Company posted 16% year-on-year growth in net operating income. Ebitda margin jumped 500 basis points
The company, meanwhile, reported a strong performance for the December quarter, with higher income and profitability
Units of Embassy Office Parks REIT (real estate investment trust) have outperformed the benchmark Nifty Realty index by a wide margin, rising 39% since the April 2019 listing.
This is despite the recent headwind in the form of a change in dividend tax in the Union budget. A report by ICICI Securities Ltd said: “If the Budget proposal stands, it would result in foreign and domestic funds losing 9 basis points (bps) and 15bps, respectively, on their overall yields, assuming a 10% dividend payout as a percentage of the overall Embassy REIT distribution."
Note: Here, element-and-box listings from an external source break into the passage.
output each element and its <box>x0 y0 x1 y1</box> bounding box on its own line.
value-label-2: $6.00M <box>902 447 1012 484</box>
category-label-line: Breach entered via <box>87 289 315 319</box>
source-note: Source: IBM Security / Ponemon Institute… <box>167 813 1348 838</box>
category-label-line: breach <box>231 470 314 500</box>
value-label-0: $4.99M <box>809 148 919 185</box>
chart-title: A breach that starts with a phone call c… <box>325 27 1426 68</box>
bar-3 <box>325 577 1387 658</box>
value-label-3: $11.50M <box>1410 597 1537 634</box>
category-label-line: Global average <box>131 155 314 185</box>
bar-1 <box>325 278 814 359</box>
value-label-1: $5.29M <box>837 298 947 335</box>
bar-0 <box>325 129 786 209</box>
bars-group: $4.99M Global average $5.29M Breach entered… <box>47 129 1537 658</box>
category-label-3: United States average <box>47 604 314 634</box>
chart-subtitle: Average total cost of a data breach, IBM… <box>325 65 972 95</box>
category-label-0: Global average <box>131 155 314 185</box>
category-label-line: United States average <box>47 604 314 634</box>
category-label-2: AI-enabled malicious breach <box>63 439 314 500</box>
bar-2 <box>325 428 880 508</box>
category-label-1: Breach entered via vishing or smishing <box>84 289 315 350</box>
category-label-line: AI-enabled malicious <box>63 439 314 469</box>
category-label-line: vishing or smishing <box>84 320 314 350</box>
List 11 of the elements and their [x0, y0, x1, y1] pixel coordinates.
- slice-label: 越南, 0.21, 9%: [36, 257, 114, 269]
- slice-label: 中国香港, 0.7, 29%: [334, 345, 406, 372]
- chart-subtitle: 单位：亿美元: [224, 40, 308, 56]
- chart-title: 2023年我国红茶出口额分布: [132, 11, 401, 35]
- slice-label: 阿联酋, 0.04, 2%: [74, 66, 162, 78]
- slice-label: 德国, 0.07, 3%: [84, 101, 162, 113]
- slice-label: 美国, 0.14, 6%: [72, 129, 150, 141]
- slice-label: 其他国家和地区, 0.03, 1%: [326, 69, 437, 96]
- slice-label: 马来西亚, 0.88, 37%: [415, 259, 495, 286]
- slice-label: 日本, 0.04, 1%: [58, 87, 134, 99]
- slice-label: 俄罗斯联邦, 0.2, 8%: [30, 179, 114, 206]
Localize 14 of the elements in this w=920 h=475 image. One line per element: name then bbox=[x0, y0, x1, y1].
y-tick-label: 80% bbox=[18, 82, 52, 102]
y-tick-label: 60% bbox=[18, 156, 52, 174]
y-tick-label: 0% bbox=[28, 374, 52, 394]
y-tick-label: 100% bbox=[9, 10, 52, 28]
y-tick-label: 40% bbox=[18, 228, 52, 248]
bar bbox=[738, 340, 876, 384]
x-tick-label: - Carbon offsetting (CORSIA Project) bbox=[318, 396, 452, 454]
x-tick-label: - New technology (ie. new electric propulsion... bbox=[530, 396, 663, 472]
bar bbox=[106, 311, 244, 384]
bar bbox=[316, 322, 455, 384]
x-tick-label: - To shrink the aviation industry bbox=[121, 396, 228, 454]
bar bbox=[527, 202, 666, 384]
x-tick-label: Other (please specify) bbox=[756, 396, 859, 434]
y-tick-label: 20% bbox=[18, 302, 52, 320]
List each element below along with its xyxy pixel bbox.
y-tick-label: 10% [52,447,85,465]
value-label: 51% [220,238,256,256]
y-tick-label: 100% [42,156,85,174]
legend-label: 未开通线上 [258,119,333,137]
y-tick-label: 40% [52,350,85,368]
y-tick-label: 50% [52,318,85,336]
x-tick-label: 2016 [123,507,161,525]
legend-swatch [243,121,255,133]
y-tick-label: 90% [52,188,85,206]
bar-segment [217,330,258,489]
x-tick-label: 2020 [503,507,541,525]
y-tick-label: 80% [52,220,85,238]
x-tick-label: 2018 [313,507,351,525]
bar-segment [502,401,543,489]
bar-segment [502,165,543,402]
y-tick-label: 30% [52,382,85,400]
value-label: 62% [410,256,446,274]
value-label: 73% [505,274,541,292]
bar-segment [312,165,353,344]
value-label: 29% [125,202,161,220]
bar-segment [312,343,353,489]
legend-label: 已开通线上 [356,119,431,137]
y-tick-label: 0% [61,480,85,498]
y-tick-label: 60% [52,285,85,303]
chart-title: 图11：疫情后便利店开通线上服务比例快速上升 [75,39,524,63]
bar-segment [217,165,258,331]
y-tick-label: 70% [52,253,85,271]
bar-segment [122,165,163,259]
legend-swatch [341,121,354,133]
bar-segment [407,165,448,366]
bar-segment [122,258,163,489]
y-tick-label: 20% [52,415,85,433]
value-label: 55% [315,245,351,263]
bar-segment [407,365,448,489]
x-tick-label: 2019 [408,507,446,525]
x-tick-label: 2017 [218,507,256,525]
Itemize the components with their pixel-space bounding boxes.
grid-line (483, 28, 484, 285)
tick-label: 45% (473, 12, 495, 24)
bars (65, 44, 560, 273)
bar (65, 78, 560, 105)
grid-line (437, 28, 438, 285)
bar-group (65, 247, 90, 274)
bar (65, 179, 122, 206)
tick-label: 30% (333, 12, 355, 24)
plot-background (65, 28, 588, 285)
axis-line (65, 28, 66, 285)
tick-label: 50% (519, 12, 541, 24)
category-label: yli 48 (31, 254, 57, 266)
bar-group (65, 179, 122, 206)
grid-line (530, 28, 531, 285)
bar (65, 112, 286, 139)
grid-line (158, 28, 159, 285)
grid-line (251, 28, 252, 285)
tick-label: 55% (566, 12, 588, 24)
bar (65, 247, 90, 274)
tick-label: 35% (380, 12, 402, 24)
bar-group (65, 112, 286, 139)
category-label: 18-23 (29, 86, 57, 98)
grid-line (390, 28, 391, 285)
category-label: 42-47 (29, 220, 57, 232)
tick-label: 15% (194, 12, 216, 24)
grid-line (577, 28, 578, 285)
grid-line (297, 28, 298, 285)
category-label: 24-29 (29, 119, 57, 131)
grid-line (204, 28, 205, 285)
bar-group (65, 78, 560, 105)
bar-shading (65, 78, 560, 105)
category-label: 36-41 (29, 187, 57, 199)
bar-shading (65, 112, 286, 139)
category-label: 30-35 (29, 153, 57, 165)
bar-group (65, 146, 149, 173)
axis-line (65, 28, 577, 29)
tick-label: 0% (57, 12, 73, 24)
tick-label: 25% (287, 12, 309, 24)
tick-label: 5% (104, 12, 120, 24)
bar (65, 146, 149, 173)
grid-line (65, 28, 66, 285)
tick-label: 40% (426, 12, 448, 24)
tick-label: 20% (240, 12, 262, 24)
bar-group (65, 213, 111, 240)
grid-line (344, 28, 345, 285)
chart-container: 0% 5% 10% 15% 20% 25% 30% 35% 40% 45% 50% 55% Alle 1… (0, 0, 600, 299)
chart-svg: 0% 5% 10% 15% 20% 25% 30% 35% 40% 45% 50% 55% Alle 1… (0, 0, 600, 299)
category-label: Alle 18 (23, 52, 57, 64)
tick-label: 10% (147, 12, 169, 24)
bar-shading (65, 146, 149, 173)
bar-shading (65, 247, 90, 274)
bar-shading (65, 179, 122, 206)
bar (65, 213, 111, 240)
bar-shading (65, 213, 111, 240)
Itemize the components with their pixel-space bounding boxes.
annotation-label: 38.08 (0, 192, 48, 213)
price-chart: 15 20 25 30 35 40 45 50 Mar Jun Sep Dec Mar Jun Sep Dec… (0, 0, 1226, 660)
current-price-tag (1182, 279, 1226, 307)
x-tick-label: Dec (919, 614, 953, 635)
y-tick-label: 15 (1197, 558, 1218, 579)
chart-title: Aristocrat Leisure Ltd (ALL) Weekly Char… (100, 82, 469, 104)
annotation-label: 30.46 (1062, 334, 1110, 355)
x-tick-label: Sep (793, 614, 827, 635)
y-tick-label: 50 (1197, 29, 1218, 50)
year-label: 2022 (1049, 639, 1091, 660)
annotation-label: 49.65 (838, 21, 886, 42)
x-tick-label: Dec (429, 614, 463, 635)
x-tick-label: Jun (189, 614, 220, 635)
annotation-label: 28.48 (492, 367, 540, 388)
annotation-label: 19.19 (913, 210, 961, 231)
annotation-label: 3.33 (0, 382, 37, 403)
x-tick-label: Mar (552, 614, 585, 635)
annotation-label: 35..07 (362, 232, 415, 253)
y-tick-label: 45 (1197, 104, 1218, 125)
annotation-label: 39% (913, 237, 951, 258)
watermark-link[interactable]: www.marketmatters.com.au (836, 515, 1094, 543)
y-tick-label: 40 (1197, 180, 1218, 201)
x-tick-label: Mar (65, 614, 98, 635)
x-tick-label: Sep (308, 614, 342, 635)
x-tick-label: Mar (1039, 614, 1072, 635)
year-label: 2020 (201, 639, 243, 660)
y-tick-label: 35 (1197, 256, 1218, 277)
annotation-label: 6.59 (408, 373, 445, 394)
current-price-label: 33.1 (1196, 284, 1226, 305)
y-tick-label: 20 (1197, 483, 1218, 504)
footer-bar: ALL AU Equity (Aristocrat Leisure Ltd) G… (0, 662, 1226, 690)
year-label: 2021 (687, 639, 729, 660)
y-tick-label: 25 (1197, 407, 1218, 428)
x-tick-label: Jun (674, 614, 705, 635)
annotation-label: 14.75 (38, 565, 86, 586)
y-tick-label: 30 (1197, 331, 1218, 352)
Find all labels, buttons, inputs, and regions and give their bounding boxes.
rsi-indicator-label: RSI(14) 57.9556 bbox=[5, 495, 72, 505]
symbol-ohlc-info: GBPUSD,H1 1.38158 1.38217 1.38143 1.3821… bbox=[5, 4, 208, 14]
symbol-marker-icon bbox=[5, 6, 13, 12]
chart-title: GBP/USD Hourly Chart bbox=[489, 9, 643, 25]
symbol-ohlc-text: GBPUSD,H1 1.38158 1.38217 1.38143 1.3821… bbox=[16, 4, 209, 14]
The company, meanwhile, reported a strong performance for the December quarter, with higher income and profitability. It posted 16% year-on-year growth in net operating income. Ebitda (earnings before interest, tax, depreciation and amortization) margin jumped 500 basis points.
For the nine months of FY20, the management guided that the REIT should achieve 96-97% of the projected distribution of ₹1,900 crore for the full year, owing to a slower rate of scale-up in Four Seasons Hotel and a few smaller assets.
But this will be compensated for in the following year, which doesn’t make it a major cause for concern. Another risk to appreciation in unit prices is its rich valuations. Current prices suggest investors are forecasting distribution yields of 5.5-6% over FY20-FY22.
Meanwhile, the strong leasing outlook for its existing and forthcoming assets, re-leasing and escalation in lease rentals due to strong demand, augur well.